Ser mulher independe de genitália. Sou mulher na essência, na alma, sabe, gosto do meu corpo. Ser mulher é  teu parceiro te enxergar e te desejar como uma mulher – Diva Menner

Quando ainda cantava com a figura masculina, interpretando canções de Mariah Carey, Whitney Houston, Celine Dion, em inglês e francês, começaram a chamá-la de diva e ela acabou adotando como nome artístico. Já o sobrenome Menner veio de uma cantora gospel que ela admirava.

“Hoje, estou vivendo de arte no Brasil, conseguindo levar o meu nome em um patamar digno, enquanto cantora, mulher, preta, nordestina, travesti”, orgulha-se Diva (Foto: Divulgação)

E lembra seu momento especial de transformação. “Eu tinha 34 anos quando comecei a minha transição com uso de hormônios, idas ao endocrinologista. Eu não fiz a cirurgia. Eu acho que ser mulher independe de genitália. Sou mulher na essência, na alma, sabe, gosto do meu corpo. Quando me vejo pelada, eu me sinto bem, não vejo diferença em uma mulher. A minha genitália não me identifica, é muito além disso. Ser mulher é na atitude, é o teu parceiro te enxergar e te desejar como uma mulher, sabe, é mágico. Estou muito feliz com a minha genitália, não penso em tirar não (risos)”, assegura ela.

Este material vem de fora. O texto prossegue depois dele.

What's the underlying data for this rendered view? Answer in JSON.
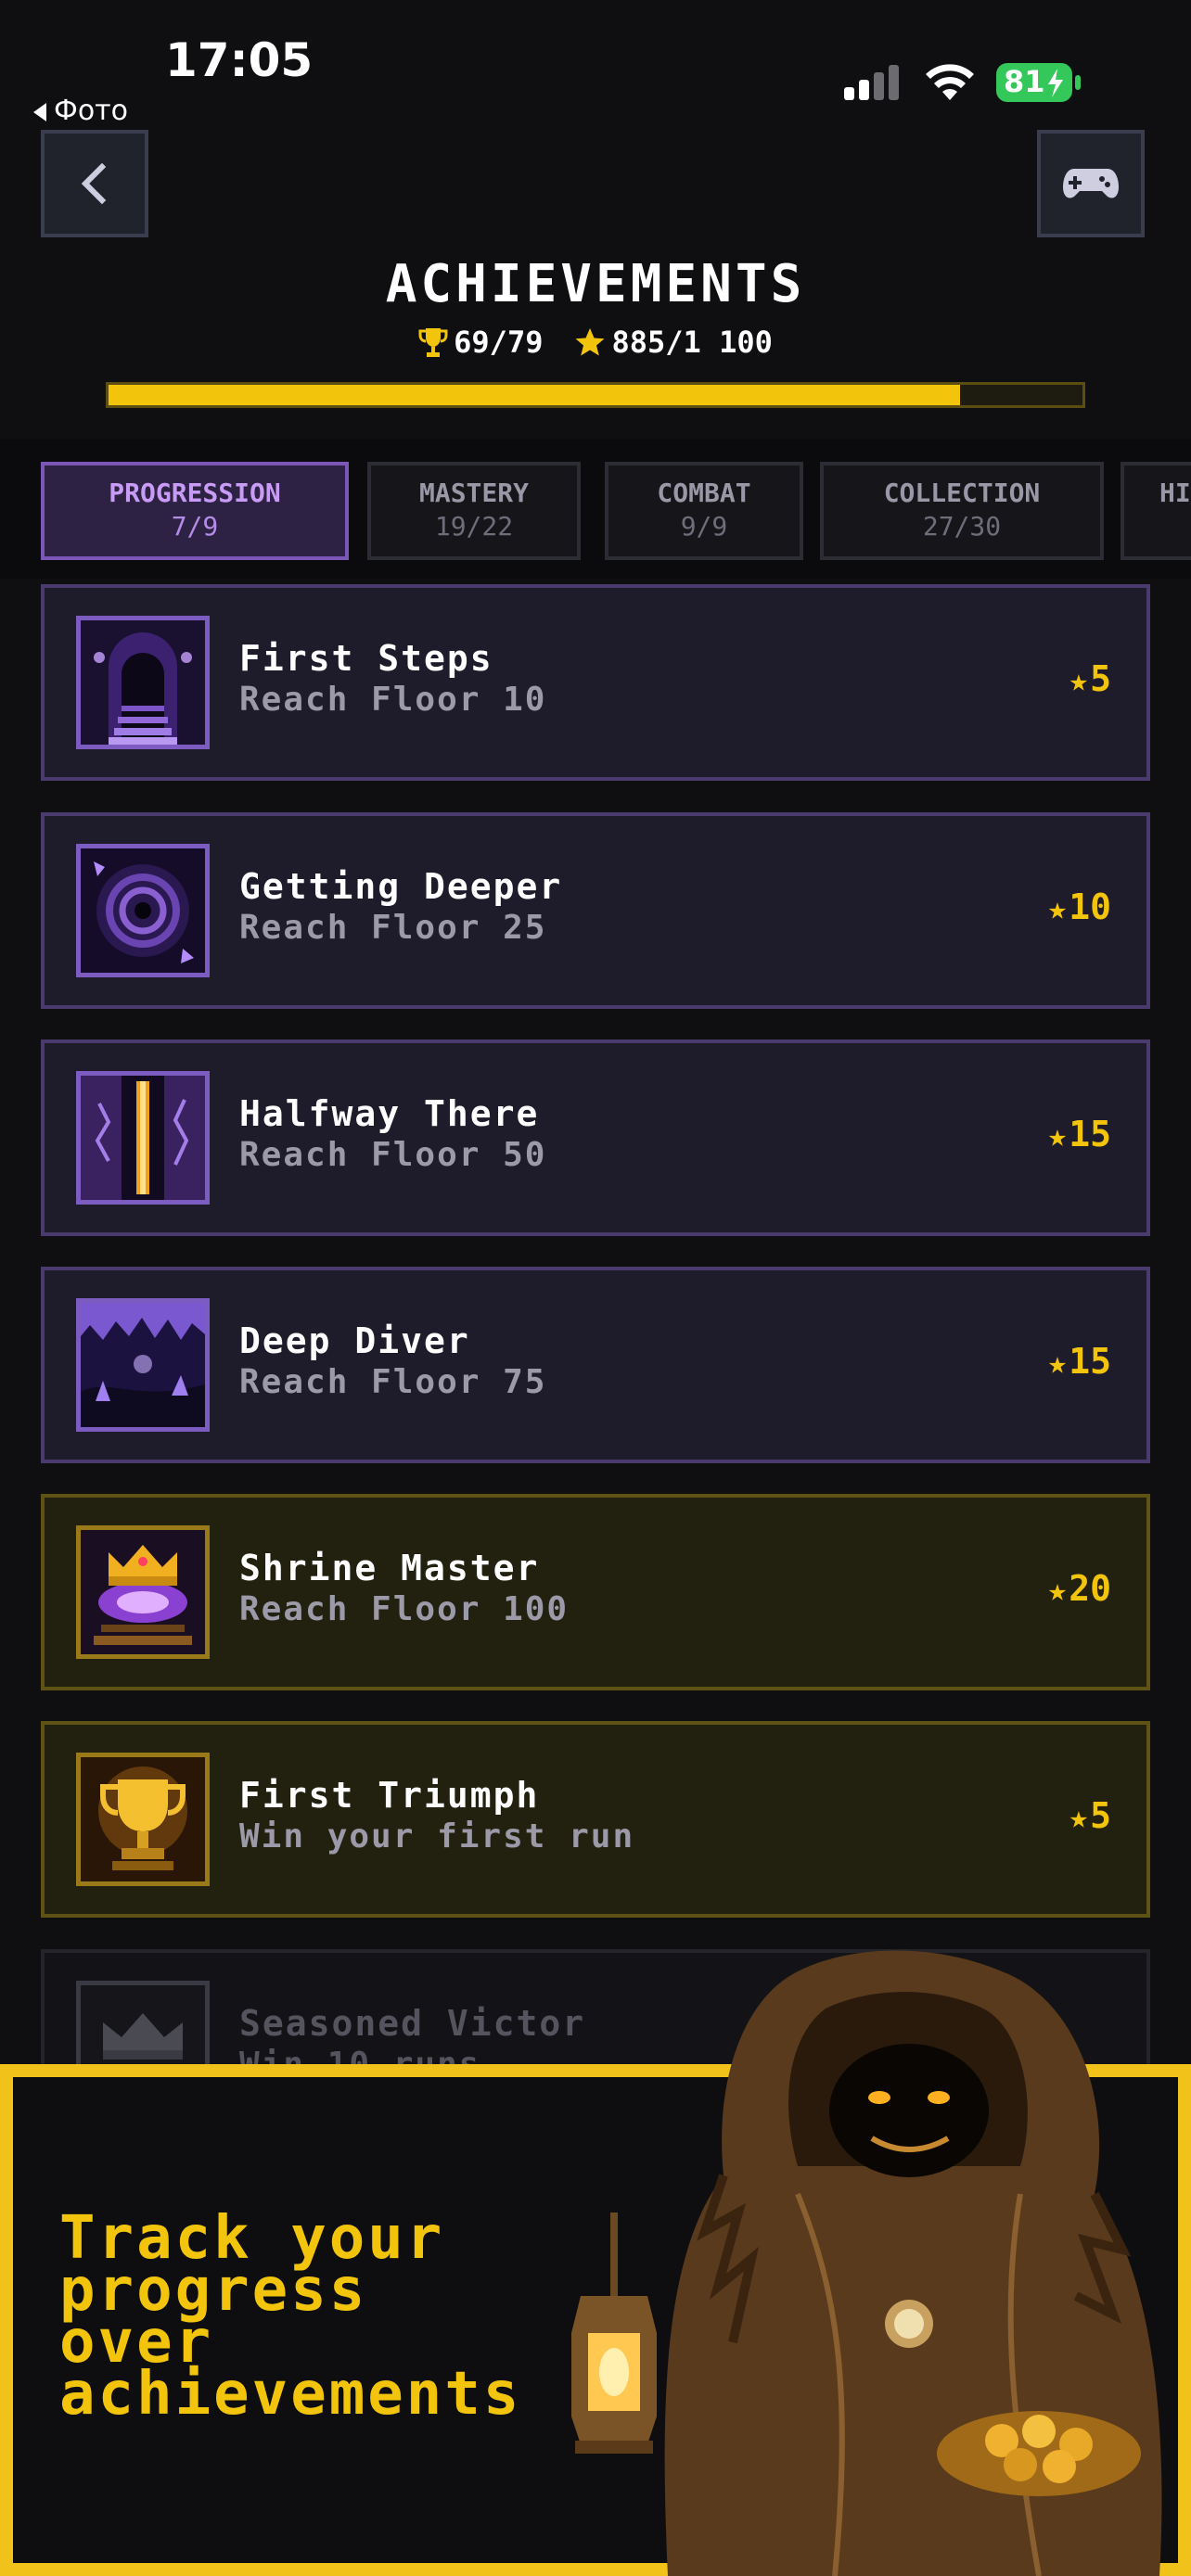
{
  "status_bar": {
    "time": "17:05",
    "back_app": "Фото",
    "battery": "81"
  },
  "header": {
    "title": "ACHIEVEMENTS",
    "trophies": "69/79",
    "stars": "885/1 100",
    "progress_fraction": 0.874
  },
  "tabs": [
    {
      "label": "PROGRESSION",
      "count": "7/9",
      "active": true
    },
    {
      "label": "MASTERY",
      "count": "19/22",
      "active": false
    },
    {
      "label": "COMBAT",
      "count": "9/9",
      "active": false
    },
    {
      "label": "COLLECTION",
      "count": "27/30",
      "active": false
    },
    {
      "label": "HI",
      "count": "",
      "active": false
    }
  ],
  "achievements": [
    {
      "name": "First Steps",
      "desc": "Reach Floor 10",
      "reward": "5",
      "tier": "purple",
      "icon": "dungeon-stairs-icon"
    },
    {
      "name": "Getting Deeper",
      "desc": "Reach Floor 25",
      "reward": "10",
      "tier": "purple",
      "icon": "spiral-vortex-icon"
    },
    {
      "name": "Halfway There",
      "desc": "Reach Floor 50",
      "reward": "15",
      "tier": "purple",
      "icon": "glowing-portal-icon"
    },
    {
      "name": "Deep Diver",
      "desc": "Reach Floor 75",
      "reward": "15",
      "tier": "purple",
      "icon": "crystal-cavern-icon"
    },
    {
      "name": "Shrine Master",
      "desc": "Reach Floor 100",
      "reward": "20",
      "tier": "gold",
      "icon": "crown-shrine-icon"
    },
    {
      "name": "First Triumph",
      "desc": "Win your first run",
      "reward": "5",
      "tier": "gold",
      "icon": "trophy-icon"
    },
    {
      "name": "Seasoned Victor",
      "desc": "Win 10 runs",
      "reward": "",
      "tier": "locked",
      "icon": "locked-crown-icon"
    }
  ],
  "promo": {
    "lines": [
      "Track your",
      "progress",
      "over",
      "achievements"
    ]
  },
  "colors": {
    "accent_gold": "#f2c40c",
    "accent_purple": "#7b57b8",
    "background": "#0f0f12"
  }
}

Sobre o racismo, ela frisa que para ela sempre  foi muito velado. “Nunca consegui perceber o racismo no meu meio de vida. Acho que as pessoas tem tantas referências de cantores pretos hoje em dia e desde sempre, no rock’n’roll, no soul, no jazz, na música popular brasileira, Milton Nascimento, Sandra de Sá, tantos outros, que hoje em dia que a gente tem uma moral, enquanto artista por sermos pretos. Temos algo mais que os demais, a nossa pele, a gente já nasceu com essa coisa da musicalidade, Whitney Houston, Aretha Franklin, Michael Jackson (1958-2009), Jimi Hendrix (1942-1970), não tem comparação, temos um empoderamento. Enquanto artistas, o povo preto é foda.”